Analysts are still cautious, with Seeking Alpha analysts and Seeking Alpha’s Quant ratings considering the stock a Hold.
Earlier in the month, investors were also disappointed when Home Depot (HD) set full-year guidance below expectations, with the company expecting comparable sales to decline about 3% to 4% in FY24, compared to a prior outlook for a decline of about 1%.
Seeking Alpha analyst Shri Upadhyaya said Home Depot’s warning of a difficult period for home improvement space raises concerns.
“Lowe’s has historically lagged behind Home Depot in financial performance and operational strategy. This could make it more vulnerable than Home Depot in a potential downturn,” noted Upadhyaya.
Another Seeking Alpha analyst, Ken Taylor said despite potential for future growth, a cautious approach is advised with Lowe’s due to a weakening financial outlook and uncertain economic conditions.

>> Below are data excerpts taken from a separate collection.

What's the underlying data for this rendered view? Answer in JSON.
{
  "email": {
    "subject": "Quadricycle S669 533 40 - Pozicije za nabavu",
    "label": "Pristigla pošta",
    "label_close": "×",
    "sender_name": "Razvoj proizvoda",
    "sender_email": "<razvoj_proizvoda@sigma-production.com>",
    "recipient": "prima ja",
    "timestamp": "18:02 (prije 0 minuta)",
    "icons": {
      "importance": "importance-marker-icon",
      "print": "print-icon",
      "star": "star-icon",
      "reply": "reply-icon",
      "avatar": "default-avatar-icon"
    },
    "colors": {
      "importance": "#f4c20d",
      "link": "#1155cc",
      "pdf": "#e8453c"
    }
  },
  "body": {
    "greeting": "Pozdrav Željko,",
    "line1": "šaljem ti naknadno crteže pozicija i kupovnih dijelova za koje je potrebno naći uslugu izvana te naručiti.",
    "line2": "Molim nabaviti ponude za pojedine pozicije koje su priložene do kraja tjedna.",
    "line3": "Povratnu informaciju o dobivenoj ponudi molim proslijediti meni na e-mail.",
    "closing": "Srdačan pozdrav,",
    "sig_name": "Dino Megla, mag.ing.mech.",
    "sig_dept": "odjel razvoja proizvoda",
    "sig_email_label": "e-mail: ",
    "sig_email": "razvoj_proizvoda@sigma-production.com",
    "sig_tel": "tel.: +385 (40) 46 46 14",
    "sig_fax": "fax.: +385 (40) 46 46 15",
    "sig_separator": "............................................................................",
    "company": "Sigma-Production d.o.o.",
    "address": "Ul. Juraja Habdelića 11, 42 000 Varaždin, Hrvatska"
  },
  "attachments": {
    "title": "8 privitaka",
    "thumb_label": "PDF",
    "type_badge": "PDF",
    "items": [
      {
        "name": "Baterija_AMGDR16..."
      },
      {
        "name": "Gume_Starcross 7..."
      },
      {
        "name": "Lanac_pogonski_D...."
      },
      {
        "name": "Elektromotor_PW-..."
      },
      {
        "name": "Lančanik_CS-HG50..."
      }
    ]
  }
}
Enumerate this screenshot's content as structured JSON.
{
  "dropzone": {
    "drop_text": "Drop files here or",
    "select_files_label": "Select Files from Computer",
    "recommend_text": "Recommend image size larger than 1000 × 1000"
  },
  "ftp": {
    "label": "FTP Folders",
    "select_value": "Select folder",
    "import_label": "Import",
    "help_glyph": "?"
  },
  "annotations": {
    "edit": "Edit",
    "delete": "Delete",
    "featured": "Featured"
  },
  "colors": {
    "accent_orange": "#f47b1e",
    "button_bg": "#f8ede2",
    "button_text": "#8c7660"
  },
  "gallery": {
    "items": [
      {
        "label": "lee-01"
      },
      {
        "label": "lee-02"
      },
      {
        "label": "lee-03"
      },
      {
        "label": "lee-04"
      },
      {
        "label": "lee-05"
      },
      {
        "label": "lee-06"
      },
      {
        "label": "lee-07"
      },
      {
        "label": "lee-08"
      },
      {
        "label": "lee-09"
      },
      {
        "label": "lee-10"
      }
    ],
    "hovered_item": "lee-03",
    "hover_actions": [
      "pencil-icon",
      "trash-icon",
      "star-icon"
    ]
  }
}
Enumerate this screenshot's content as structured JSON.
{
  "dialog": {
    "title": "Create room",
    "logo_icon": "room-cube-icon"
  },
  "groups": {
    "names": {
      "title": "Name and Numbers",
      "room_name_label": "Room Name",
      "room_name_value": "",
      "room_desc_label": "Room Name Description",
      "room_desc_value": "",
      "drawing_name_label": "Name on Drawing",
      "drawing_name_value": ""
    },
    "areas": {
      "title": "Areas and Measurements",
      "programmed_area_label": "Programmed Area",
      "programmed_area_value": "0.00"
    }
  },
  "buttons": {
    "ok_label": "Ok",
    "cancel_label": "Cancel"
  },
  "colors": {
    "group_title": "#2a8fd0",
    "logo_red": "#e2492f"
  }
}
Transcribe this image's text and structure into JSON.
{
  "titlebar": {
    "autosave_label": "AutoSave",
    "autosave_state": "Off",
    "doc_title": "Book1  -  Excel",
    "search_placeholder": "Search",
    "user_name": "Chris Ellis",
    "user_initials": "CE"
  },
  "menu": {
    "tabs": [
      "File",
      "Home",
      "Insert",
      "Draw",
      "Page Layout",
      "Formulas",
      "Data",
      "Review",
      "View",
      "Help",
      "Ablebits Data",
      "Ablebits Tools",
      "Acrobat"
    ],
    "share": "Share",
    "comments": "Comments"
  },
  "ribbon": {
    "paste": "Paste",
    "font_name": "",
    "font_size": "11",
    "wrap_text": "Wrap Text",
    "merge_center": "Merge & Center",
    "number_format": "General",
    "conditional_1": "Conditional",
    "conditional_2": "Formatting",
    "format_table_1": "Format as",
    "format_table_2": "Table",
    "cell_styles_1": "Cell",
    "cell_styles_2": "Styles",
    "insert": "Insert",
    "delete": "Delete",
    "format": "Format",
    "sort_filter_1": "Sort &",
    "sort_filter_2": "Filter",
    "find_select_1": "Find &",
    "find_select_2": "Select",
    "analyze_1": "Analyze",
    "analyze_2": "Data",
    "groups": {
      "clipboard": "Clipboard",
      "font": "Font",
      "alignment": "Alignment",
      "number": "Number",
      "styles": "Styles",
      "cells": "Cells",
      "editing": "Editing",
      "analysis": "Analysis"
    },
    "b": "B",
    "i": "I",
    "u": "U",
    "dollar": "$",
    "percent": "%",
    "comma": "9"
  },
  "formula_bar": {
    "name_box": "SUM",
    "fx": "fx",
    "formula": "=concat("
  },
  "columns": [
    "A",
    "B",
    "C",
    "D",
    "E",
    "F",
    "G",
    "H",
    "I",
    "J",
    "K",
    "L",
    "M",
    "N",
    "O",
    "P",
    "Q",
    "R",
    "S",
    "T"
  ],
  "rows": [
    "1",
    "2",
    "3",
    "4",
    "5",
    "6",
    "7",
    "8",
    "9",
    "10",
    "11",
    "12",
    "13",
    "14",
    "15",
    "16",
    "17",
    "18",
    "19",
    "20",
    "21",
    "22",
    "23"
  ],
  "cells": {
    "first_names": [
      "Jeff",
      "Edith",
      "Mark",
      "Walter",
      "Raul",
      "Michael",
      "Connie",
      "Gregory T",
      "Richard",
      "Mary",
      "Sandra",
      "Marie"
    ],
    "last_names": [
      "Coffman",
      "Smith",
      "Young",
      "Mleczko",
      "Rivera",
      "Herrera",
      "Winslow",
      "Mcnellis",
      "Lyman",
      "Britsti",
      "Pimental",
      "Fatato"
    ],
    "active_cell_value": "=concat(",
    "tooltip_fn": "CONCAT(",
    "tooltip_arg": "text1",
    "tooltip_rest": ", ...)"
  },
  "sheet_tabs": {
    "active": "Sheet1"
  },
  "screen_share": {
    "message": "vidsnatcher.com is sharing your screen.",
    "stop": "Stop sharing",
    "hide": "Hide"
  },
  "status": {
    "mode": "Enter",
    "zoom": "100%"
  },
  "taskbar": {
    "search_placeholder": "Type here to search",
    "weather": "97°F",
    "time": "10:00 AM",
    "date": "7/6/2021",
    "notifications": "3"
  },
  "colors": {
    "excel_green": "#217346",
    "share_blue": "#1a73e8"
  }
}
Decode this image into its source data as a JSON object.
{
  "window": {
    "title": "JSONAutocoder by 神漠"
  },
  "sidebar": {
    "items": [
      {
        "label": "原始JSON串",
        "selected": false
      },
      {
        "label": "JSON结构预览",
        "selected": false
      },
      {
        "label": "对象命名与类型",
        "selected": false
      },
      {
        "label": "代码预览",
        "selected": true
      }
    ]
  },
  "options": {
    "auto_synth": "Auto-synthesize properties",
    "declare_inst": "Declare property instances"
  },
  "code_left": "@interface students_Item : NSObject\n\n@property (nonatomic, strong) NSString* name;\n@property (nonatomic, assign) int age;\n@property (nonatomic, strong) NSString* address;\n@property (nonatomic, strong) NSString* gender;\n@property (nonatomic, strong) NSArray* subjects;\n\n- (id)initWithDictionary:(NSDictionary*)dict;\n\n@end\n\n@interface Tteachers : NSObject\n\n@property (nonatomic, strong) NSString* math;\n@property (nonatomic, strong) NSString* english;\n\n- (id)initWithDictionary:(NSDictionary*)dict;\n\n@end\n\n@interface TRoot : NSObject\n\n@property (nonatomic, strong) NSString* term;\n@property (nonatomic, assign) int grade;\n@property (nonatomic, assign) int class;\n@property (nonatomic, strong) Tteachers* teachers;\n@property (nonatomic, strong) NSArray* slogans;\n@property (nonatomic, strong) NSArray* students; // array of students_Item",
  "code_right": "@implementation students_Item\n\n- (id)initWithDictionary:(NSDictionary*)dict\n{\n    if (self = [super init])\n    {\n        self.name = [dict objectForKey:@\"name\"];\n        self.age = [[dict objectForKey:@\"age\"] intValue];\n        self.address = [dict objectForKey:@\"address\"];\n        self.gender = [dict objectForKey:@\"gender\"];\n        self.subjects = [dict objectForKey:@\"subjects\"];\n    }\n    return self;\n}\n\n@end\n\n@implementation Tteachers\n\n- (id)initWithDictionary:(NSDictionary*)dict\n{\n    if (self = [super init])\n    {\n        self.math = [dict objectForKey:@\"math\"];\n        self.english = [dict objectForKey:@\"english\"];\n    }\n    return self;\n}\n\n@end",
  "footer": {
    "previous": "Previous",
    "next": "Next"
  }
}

He also said near-term challenges in consumer spending and debt repayment need to be addressed when it comes to Lowe’s.
Wall Street analysts, however, rated the stock a Buy.
“The home improvement sector is moving towards the later stages of post-pandemic digestion, with LOW set to favorably lap the more pronounced downshift in DIY spending starting in Q3,” Mizuho said.
Over the last one year, Lowe’s has beaten EPS estimates 100% of the time and has beaten revenue estimates 75% of the time.
Over the last three months, EPS estimates have seen two upward revisions and 26 downward revisions. Revenue estimates have seen 13 upward revisions versus nine downward moves.
Lowe’s stock has gained 8% so far this year, compared to the over 16% rise in the broader S&P500 Index.